KnigaRead.com/

Коллектив авторов - Литература. 8 класс. Часть 2

На нашем сайте KnigaRead.com Вы можете абсолютно бесплатно читать книгу онлайн Коллектив авторов, "Литература. 8 класс. Часть 2" бесплатно, без регистрации.
Перейти на страницу:

Автор постоянно находится в стихии народного творчества; оно окружает его героев, оно живет не только в песнях, но и в обилии народных пословиц и поговорок, которые насыщают роман.

Вопросы и задания

1. Какие произведения фольклора используются в романе «Князь Серебряный»?

2. Как объяснить особую роль песен на страницах романа?

3. Чем вызван «спор» автора с песней о спасении царевича?

4. Докажите богатство и целесообразность использования пословиц и поговорок в романе.

Лев Николаевич Толстой

(1828–1910)

После бала

На рубеже двух веков Лев Николаевич Толстой создает целый ряд произведений, разных по тематике, жанру и стилю.
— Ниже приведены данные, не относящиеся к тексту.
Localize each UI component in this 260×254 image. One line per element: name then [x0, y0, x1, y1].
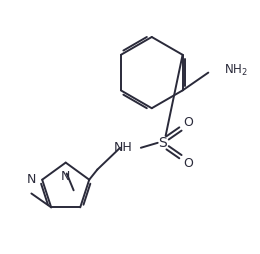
Text: NH: NH: [114, 141, 133, 154]
Text: O: O: [183, 116, 193, 129]
Text: S: S: [158, 136, 167, 150]
Text: O: O: [183, 157, 193, 170]
Text: N: N: [61, 169, 70, 183]
Text: NH$_2$: NH$_2$: [224, 63, 248, 78]
Text: N: N: [27, 173, 36, 186]
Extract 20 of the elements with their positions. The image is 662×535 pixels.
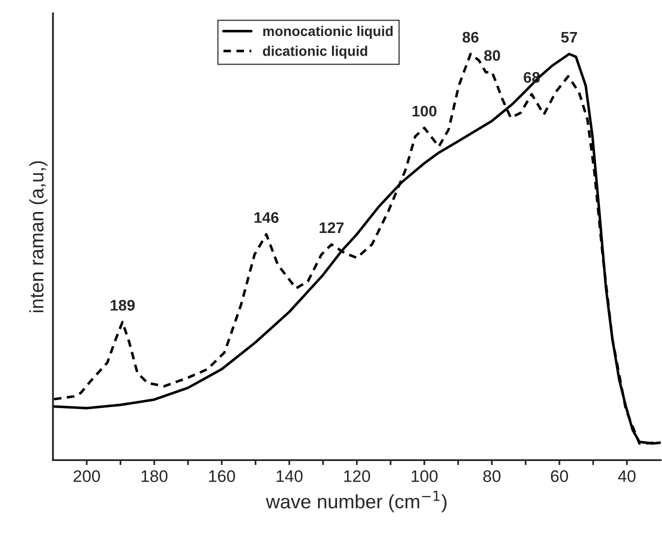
annotation: 57 [561, 32, 578, 43]
x-tick-label: 200 [74, 470, 100, 482]
legend-label: dicationic liquid [262, 46, 368, 59]
x-tick-label: 180 [142, 470, 168, 482]
x-tick-label: 60 [550, 470, 568, 482]
x-axis-title: wave number (cm$^{−1}$) [266, 490, 446, 512]
annotation: 189 [110, 300, 135, 311]
annotation: 100 [412, 106, 436, 117]
legend-label: monocationic liquid [263, 26, 393, 39]
x-tick-label: 160 [209, 470, 236, 482]
x-tick-label: 40 [618, 470, 636, 482]
annotation: 146 [254, 212, 279, 223]
y-axis-title: inten raman (a,u,) [29, 161, 48, 312]
x-tick-label: 120 [344, 470, 370, 482]
annotation: 127 [320, 222, 344, 233]
x-tick-label: 140 [276, 470, 303, 482]
x-tick-label: 80 [483, 470, 500, 482]
annotation: 80 [484, 50, 500, 61]
x-tick-label: 100 [412, 470, 438, 482]
annotation: 86 [462, 32, 479, 43]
Они объединяются «вечными» нравственными проблемами гражданской ответственности, социальной справедливости, человеческого счастья, совести, добра. Веря в то, что «должно совершиться освобождение людей от тех страданий, которые они несли так долго», Толстой страстно выступает против угнетения человека, против деспотизма. Он писал: «Вся жизнь, не только русская, но и европейская, кишит злодеяниями насилия… совершаемыми одними лицами над другими. Спокойно смотреть на это нельзя и не должно. Нужно все силы жизни употребить на борьбу с этим злом…»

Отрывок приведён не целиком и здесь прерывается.